Mariette, too, is deeply flawed. Delicate and beautiful, but also obtuse and naïve, she neither understands business, nor cares to. Most of all, she’s emotionally superficial. She has fallen for Gaston, but when he reveals his identity and purpose — when, in effect, he betrays her — her reaction is stunted. Sad but not distraught, Mariette is left looking grateful for her few moments with Gaston.
If Lubitsch’s women are stereotypes, his aristocrats are caricatures. These remnants of the old European order — military men, financiers, the idle rich — are impotent, pompous, insufferable, stupid, and thoroughly dishonest. The seemingly noble Giron (C. Aubrey Smith), chairman of Mariette’s perfume company, has been embezzling from her for years — and she’s ignorant of this as well. Francois (Edward Everett Horton), one of Mariette’s suitors, is arrogant and empty-headed, failing, throughout the film, to recognize Gaston as the thief who robbed him in a Venice hotel.
To a certain extent, you feel pity for these characters. Not only are they driven by corrupt desires that belie their appearances, but they are also fodder for Lubitsch’s skewering of conventional notions of money, sex, power, and the physical and emotional transactions between men and women.
As Lily observes, “One gets so tired of one’s own class.” Trouble in Paradise does seem tired. When the lower class thieves and upper class buffoons become interchangeable, sophistication becomes merely stylistic. Indeed, were it not for its sharp repartee, Trouble in Paradise wouldn’t be funny at all; rather, it would be mean-spirited and insubstantial. Its plot is conventional, its supporting characters briefly defined by distinguishing flaws: Mariette’s vanity, Giron’s dishonesty, Francois’ stupidity. Though it examines the emotional destructiveness of money and jealousy, it also refuses to take anyone’s — particularly Mariette’s and Lily’s — emotions seriously.
Given these shortcomings, does Trouble in Paradise warrant its reputation as one of the greatest comedies of manners? In its delectable allure and sly handling of sex, it certainly does, exemplifying the precision of that Touch. Lubitsch’s influence is perpetually visible, in work by directors from Frank Capra, Howard Hawks, and Preston Sturges, to Billy Wilder, Peter Bogdanovich, and Cameron Crowe. Appropriately, Criterion includes some of their written tributes to Lubitsch on this DVD. Additional features include Lubitsch’s 1917 German silent film, Das fidele Gefängnis (The Merry Jail), and a 1940 Screen Guild Theater radio program with Lubitsch, Jack Benny, Claudette Colbert, and Basil Rathbone.

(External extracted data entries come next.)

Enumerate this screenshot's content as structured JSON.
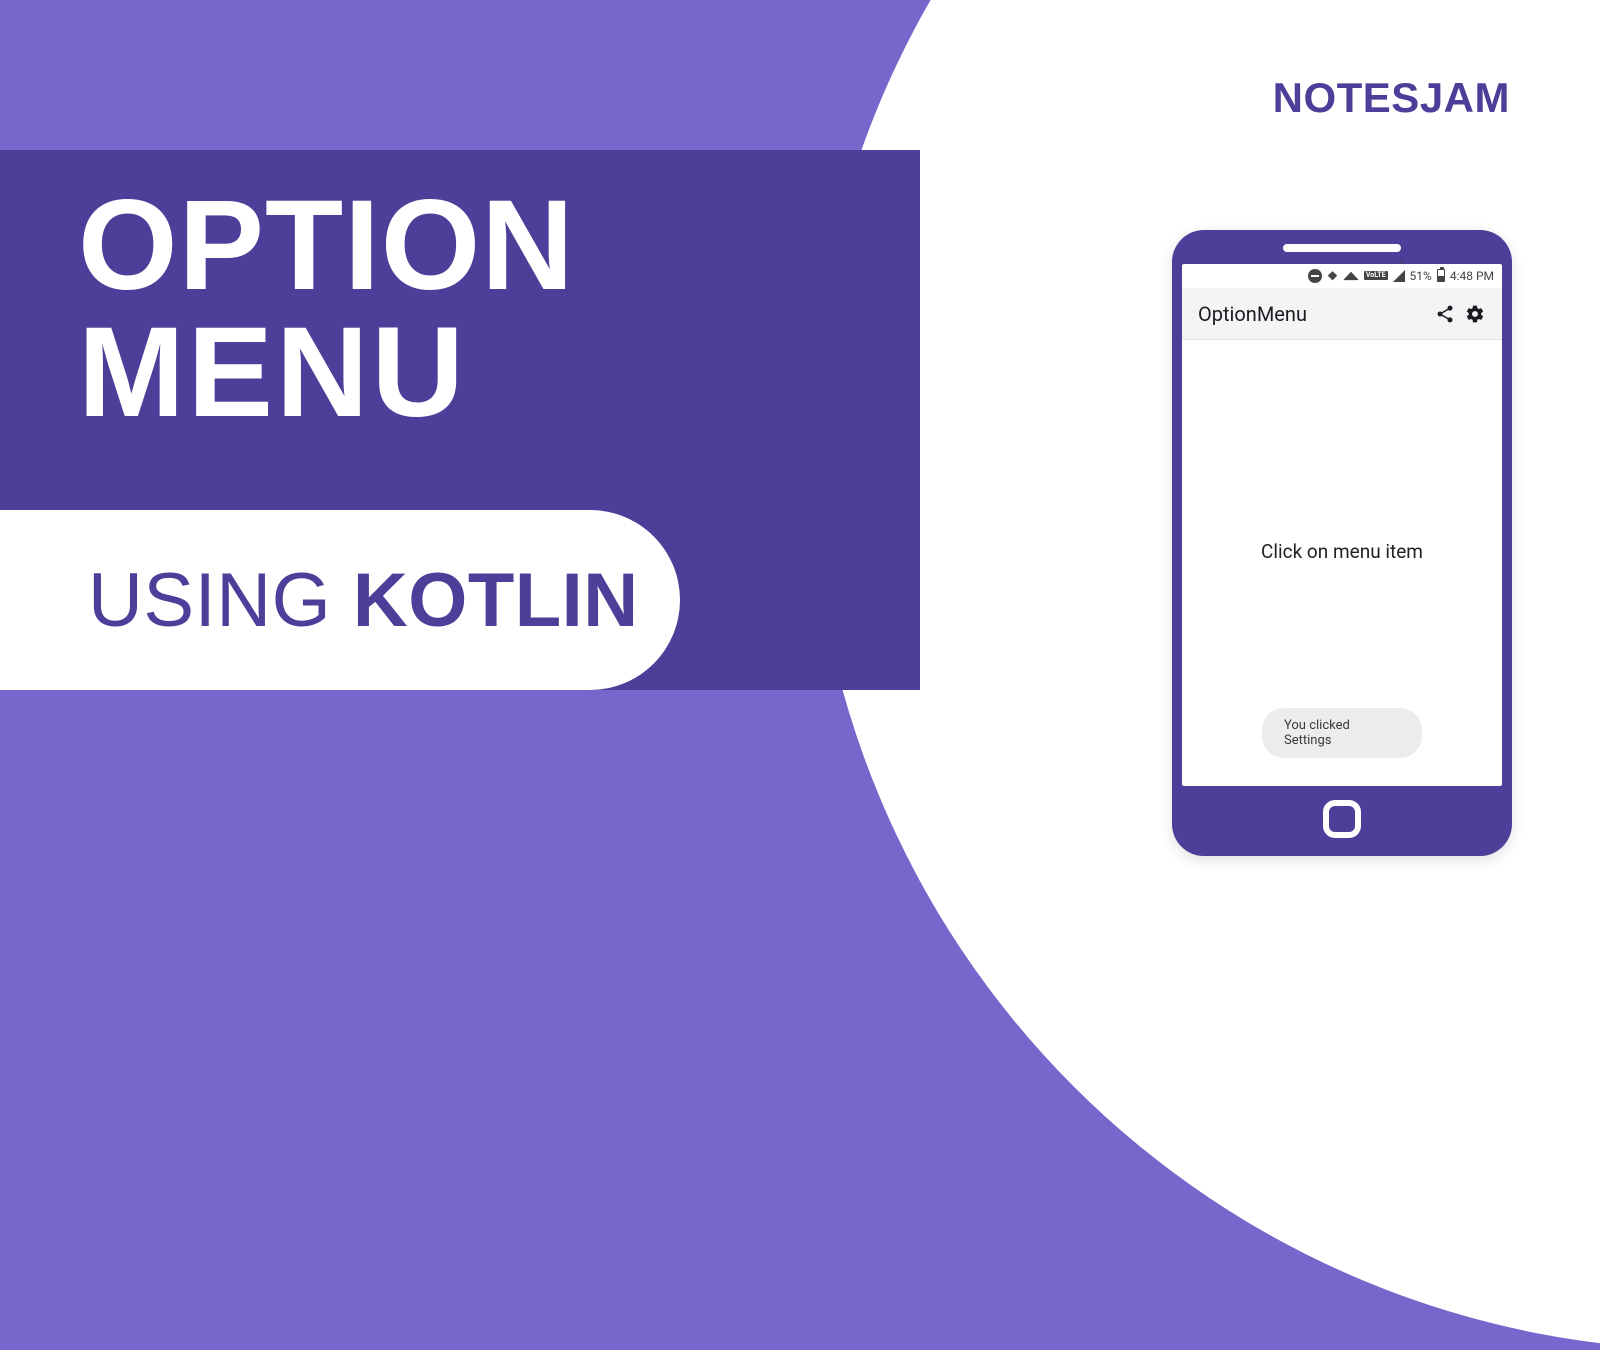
{
  "brand": "NOTESJAM",
  "title_line1": "OPTION",
  "title_line2": "MENU",
  "subtitle_thin": "USING ",
  "subtitle_bold": "KOTLIN",
  "phone": {
    "status": {
      "volte": "VoLTE",
      "bt": "❖",
      "battery_pct": "51%",
      "time": "4:48 PM"
    },
    "appbar": {
      "title": "OptionMenu",
      "actions": {
        "share": "share",
        "settings": "settings"
      }
    },
    "body": {
      "hint": "Click on menu item",
      "toast": "You clicked Settings"
    }
  },
  "colors": {
    "purple": "#7567cb",
    "dark_purple": "#4c3e99"
  }
}
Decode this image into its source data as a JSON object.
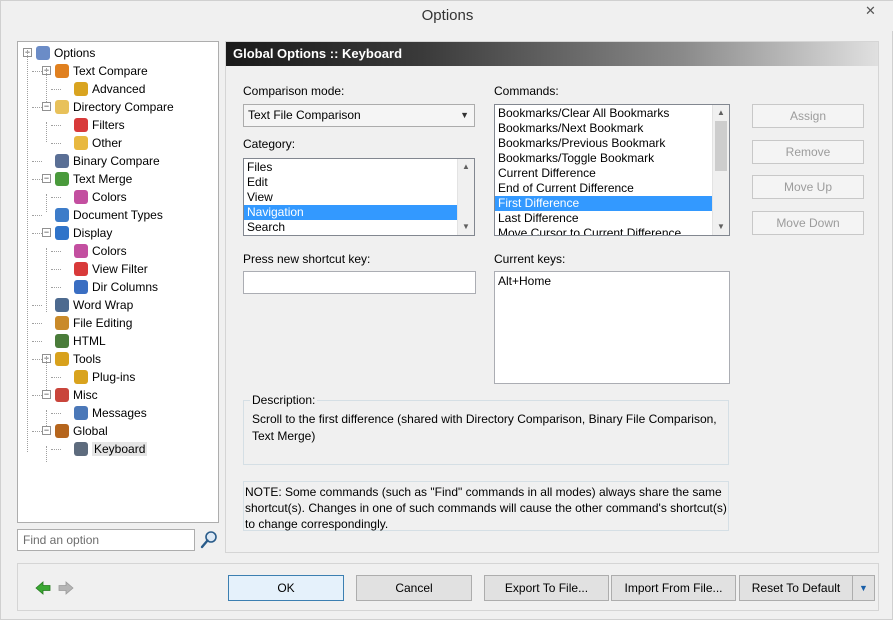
{
  "window": {
    "title": "Options",
    "close_glyph": "✕"
  },
  "tree": {
    "items": [
      {
        "label": "Options",
        "icon": "gear-icon"
      },
      {
        "label": "Text Compare",
        "icon": "text-compare-icon"
      },
      {
        "label": "Advanced",
        "icon": "wand-icon"
      },
      {
        "label": "Directory Compare",
        "icon": "folder-compare-icon"
      },
      {
        "label": "Filters",
        "icon": "filter-icon"
      },
      {
        "label": "Other",
        "icon": "folder-icon"
      },
      {
        "label": "Binary Compare",
        "icon": "binary-icon"
      },
      {
        "label": "Text Merge",
        "icon": "merge-icon"
      },
      {
        "label": "Colors",
        "icon": "palette-icon"
      },
      {
        "label": "Document Types",
        "icon": "document-types-icon"
      },
      {
        "label": "Display",
        "icon": "monitor-icon"
      },
      {
        "label": "Colors",
        "icon": "palette-icon"
      },
      {
        "label": "View Filter",
        "icon": "filter-icon"
      },
      {
        "label": "Dir Columns",
        "icon": "columns-icon"
      },
      {
        "label": "Word Wrap",
        "icon": "word-wrap-icon"
      },
      {
        "label": "File Editing",
        "icon": "edit-icon"
      },
      {
        "label": "HTML",
        "icon": "html-icon"
      },
      {
        "label": "Tools",
        "icon": "key-icon"
      },
      {
        "label": "Plug-ins",
        "icon": "plugin-icon"
      },
      {
        "label": "Misc",
        "icon": "misc-icon"
      },
      {
        "label": "Messages",
        "icon": "messages-icon"
      },
      {
        "label": "Global",
        "icon": "global-icon"
      },
      {
        "label": "Keyboard",
        "icon": "keyboard-icon"
      }
    ]
  },
  "search": {
    "placeholder": "Find an option"
  },
  "panel": {
    "header": "Global Options :: Keyboard",
    "comparison_mode_label": "Comparison mode:",
    "comparison_mode_value": "Text File Comparison",
    "category_label": "Category:",
    "categories": [
      "Files",
      "Edit",
      "View",
      "Navigation",
      "Search"
    ],
    "selected_category": "Navigation",
    "commands_label": "Commands:",
    "commands": [
      "Bookmarks/Clear All Bookmarks",
      "Bookmarks/Next Bookmark",
      "Bookmarks/Previous Bookmark",
      "Bookmarks/Toggle Bookmark",
      "Current Difference",
      "End of Current Difference",
      "First Difference",
      "Last Difference",
      "Move Cursor to Current Difference"
    ],
    "selected_command": "First Difference",
    "buttons": {
      "assign": "Assign",
      "remove": "Remove",
      "move_up": "Move Up",
      "move_down": "Move Down"
    },
    "shortcut_label": "Press new shortcut key:",
    "shortcut_value": "",
    "current_keys_label": "Current keys:",
    "current_keys": [
      "Alt+Home"
    ],
    "description_label": "Description:",
    "description": "Scroll to the first difference (shared with Directory Comparison, Binary File Comparison, Text Merge)",
    "note": "NOTE: Some commands (such as \"Find\" commands in all modes) always share the same shortcut(s). Changes in one of such commands will cause the other command's shortcut(s) to change correspondingly."
  },
  "footer": {
    "ok": "OK",
    "cancel": "Cancel",
    "export": "Export To File...",
    "import": "Import From File...",
    "reset": "Reset To Default"
  }
}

Most notable are the DVD’s restored image and sound, revealing Lubitsch’s visual economy. He frames only what’s necessary, builds tension with simple, smooth camera movements. At the climax, when Lily arrives at Mariette’s home, Lubitsch closes in on Gaston through a window, then Lily through another window, and then Mariette through a doorway. Such imagery grants Trouble in Paradise an admirable nuance, even as it skirts some social and emotional realities.